On Tuesday, the Foursquare Church elected Oregon pastor Randy Remington its next president over general superintendent Tammy Dunahoo, who would have been the first female president since the denomination’s founder, Aimee Semple McPherson.
After the race brought in double the votes of any other Foursquare election, Dunahoo’s defeat underscores the ongoing struggle for women to reach to the highest positions in evangelical institutions, even in traditions that ordain women and affirm their roles as preachers, teachers, and leaders.
Over the years, many have wondered, “Why hasn’t a denomination founded by a woman elected another?” Foursquare may have begun with a woman at the helm, but after decades of male leadership and moves toward the evangelical mainstream, it’s actually harder for a woman to make it to the top now.

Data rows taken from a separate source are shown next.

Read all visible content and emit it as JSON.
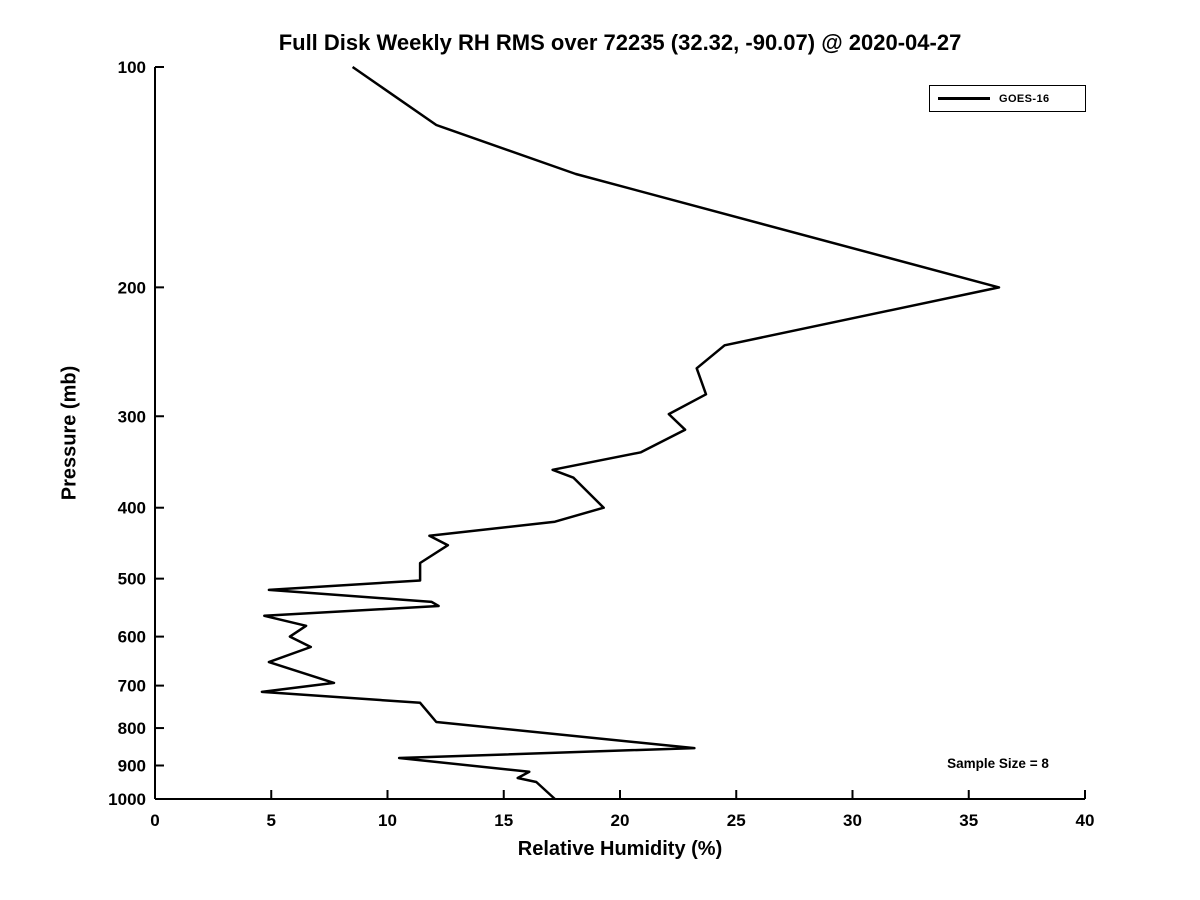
{
  "title": "Full Disk Weekly RH RMS over 72235 (32.32, -90.07) @ 2020-04-27",
  "annotation": "Sample Size = 8",
  "colors": {
    "line": "#000000",
    "background": "#ffffff",
    "text": "#000000"
  },
  "chart_data": {
    "type": "line",
    "title": "Full Disk Weekly RH RMS over 72235 (32.32, -90.07) @ 2020-04-27",
    "xlabel": "Relative Humidity (%)",
    "ylabel": "Pressure (mb)",
    "xlim": [
      0,
      40
    ],
    "xticks": [
      0,
      5,
      10,
      15,
      20,
      25,
      30,
      35,
      40
    ],
    "ylim": [
      100,
      1000
    ],
    "yticks": [
      100,
      200,
      300,
      400,
      500,
      600,
      700,
      800,
      900,
      1000
    ],
    "yscale": "log",
    "y_inverted": true,
    "grid": false,
    "legend": {
      "position": "top-right",
      "entries": [
        {
          "label": "GOES-16",
          "color": "#000000"
        }
      ]
    },
    "annotation": "Sample Size = 8",
    "series": [
      {
        "name": "GOES-16",
        "color": "#000000",
        "pressure_mb": [
          100,
          120,
          140,
          200,
          240,
          258,
          280,
          298,
          313,
          336,
          355,
          364,
          400,
          418,
          437,
          450,
          476,
          503,
          518,
          538,
          545,
          562,
          580,
          600,
          620,
          650,
          694,
          714,
          739,
          765,
          785,
          852,
          879,
          918,
          936,
          948,
          1000
        ],
        "rh_percent": [
          8.5,
          12.1,
          18.1,
          36.3,
          24.5,
          23.3,
          23.7,
          22.1,
          22.8,
          20.9,
          17.1,
          18.0,
          19.3,
          17.2,
          11.8,
          12.6,
          11.4,
          11.4,
          4.9,
          11.9,
          12.2,
          4.7,
          6.5,
          5.8,
          6.7,
          4.9,
          7.7,
          4.6,
          11.4,
          11.8,
          12.1,
          23.2,
          10.5,
          16.1,
          15.6,
          16.4,
          17.2
        ]
      }
    ]
  }
}
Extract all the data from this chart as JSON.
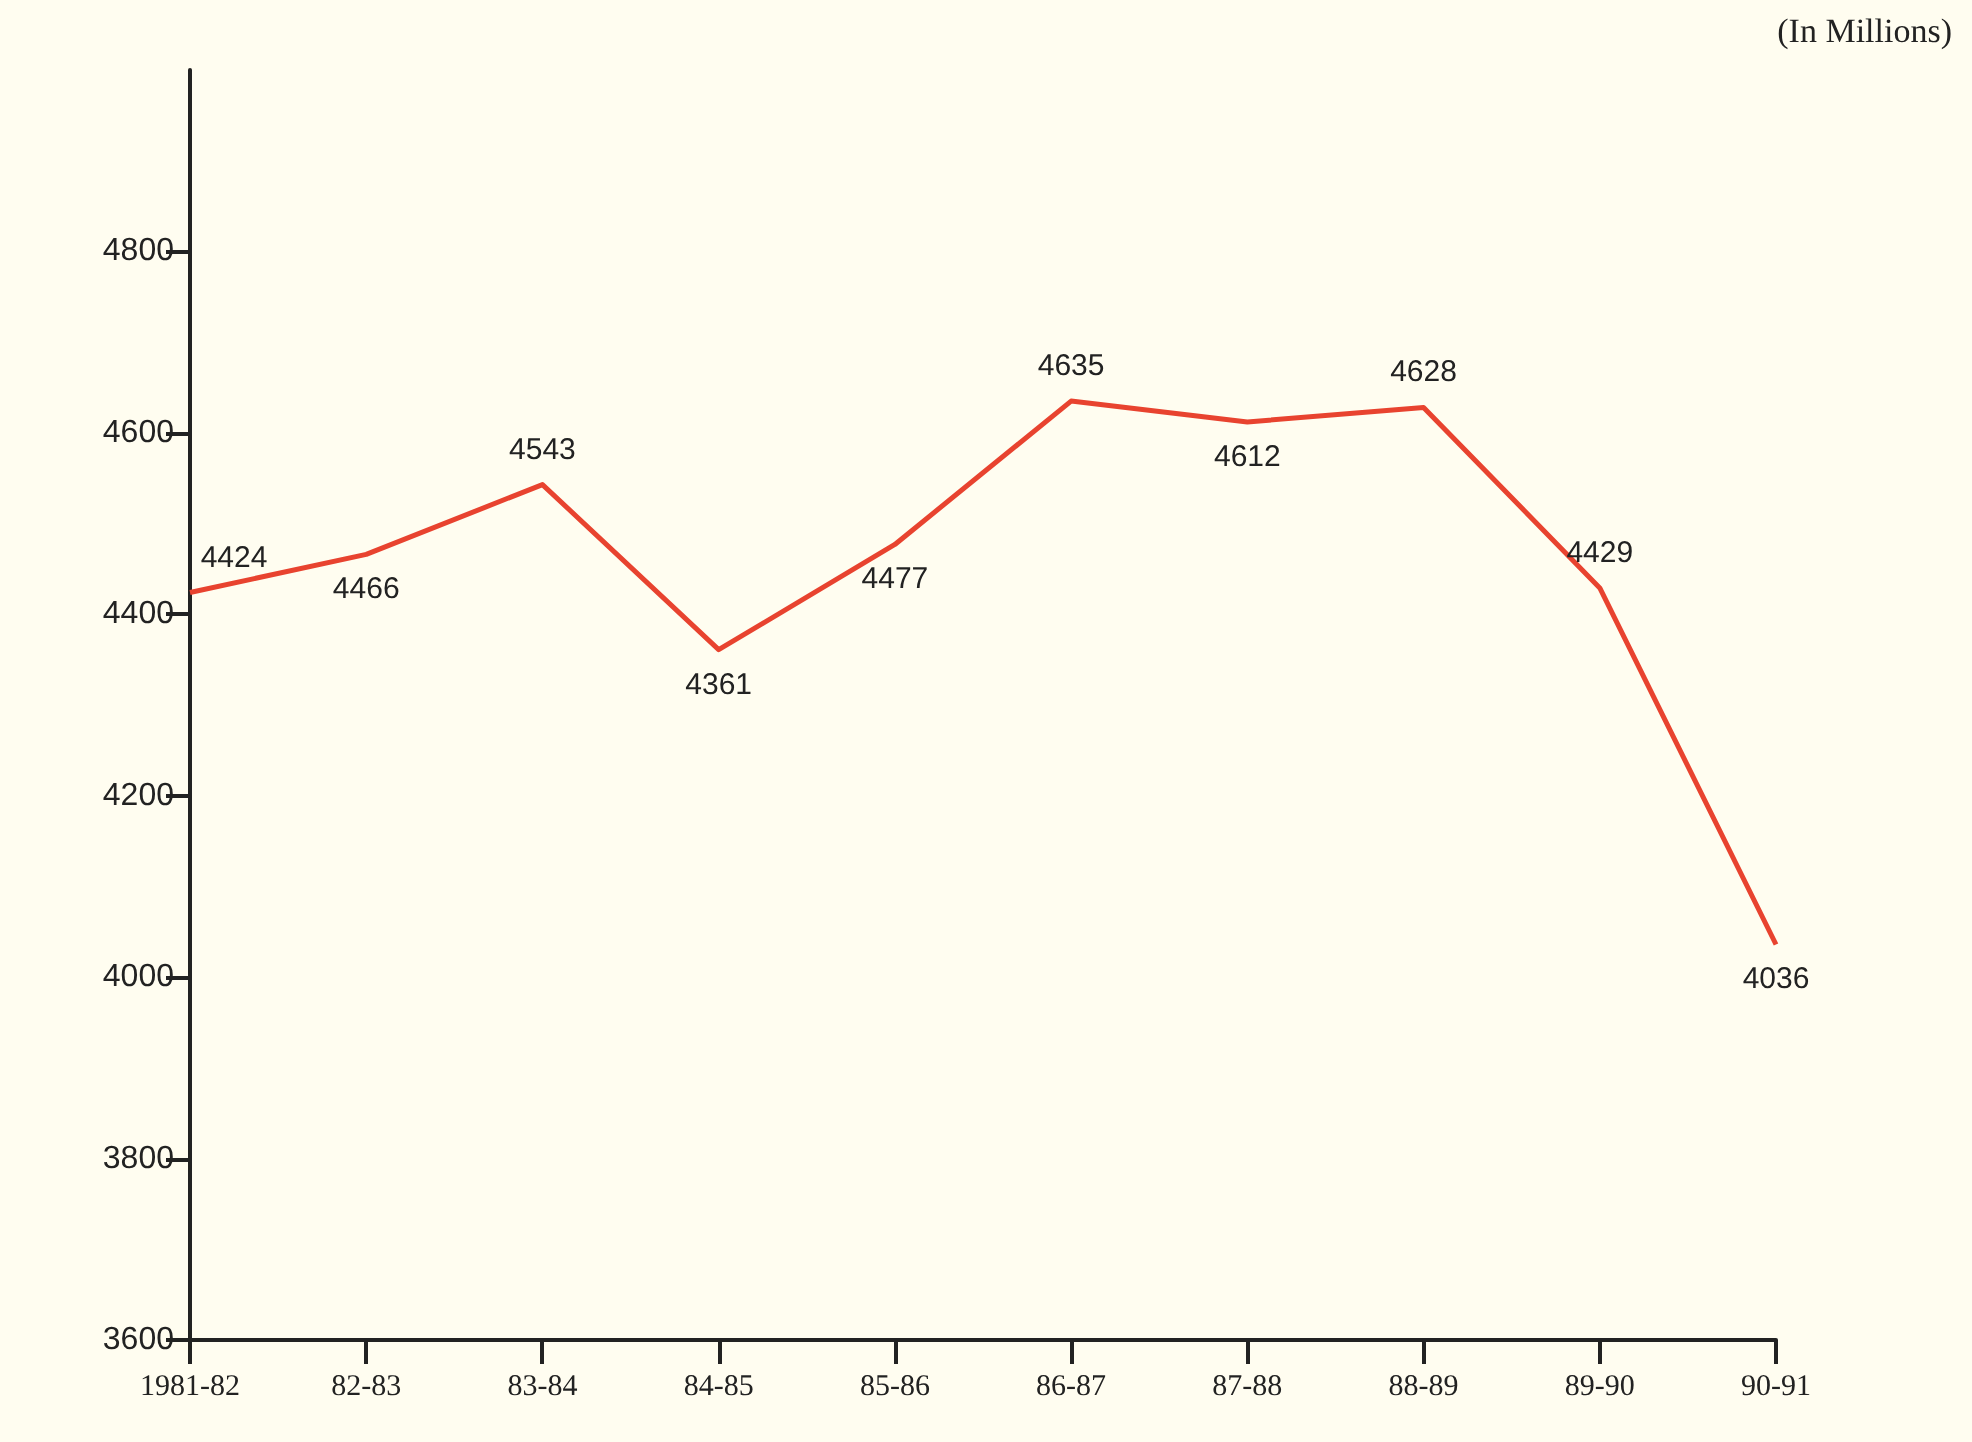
{
  "chart_data": {
    "type": "line",
    "ylabel": "(In Millions)",
    "categories": [
      "1981-82",
      "82-83",
      "83-84",
      "84-85",
      "85-86",
      "86-87",
      "87-88",
      "88-89",
      "89-90",
      "90-91"
    ],
    "series": [
      {
        "color": "#e8432f",
        "values": [
          4424,
          4466,
          4543,
          4361,
          4477,
          4635,
          4612,
          4628,
          4429,
          4036
        ]
      }
    ],
    "ylim": [
      3600,
      5000
    ],
    "yticks": [
      3600,
      3800,
      4000,
      4200,
      4400,
      4600,
      4800
    ],
    "grid": false,
    "marker": "none",
    "line_style": "solid",
    "data_labels": true
  }
}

Several mainline denominations such as the Episcopal Church, the United Methodist Church, and Evangelical Lutheran Church in America have had women in top positions, as have evangelical movements such as the Salvation Army and the Northwest Yearly Meeting of Friends (evangelical Quakers). Despite more women are enrolling in seminary and training for ministry now than any other time in history, their presence in local churches remains disproportionately small; only about 5 percent of American churchgoers have a woman as a pastor.
Women pursuing ministry today still look to Aimee Semple McPherson’s example. She founded the International Church of the Foursquare Gospel in 1923 and led the burgeoning movement—which now numbers 68,500 churches around the world—until her untimely death in 1944, when she left some big, flamboyant shoes to fill.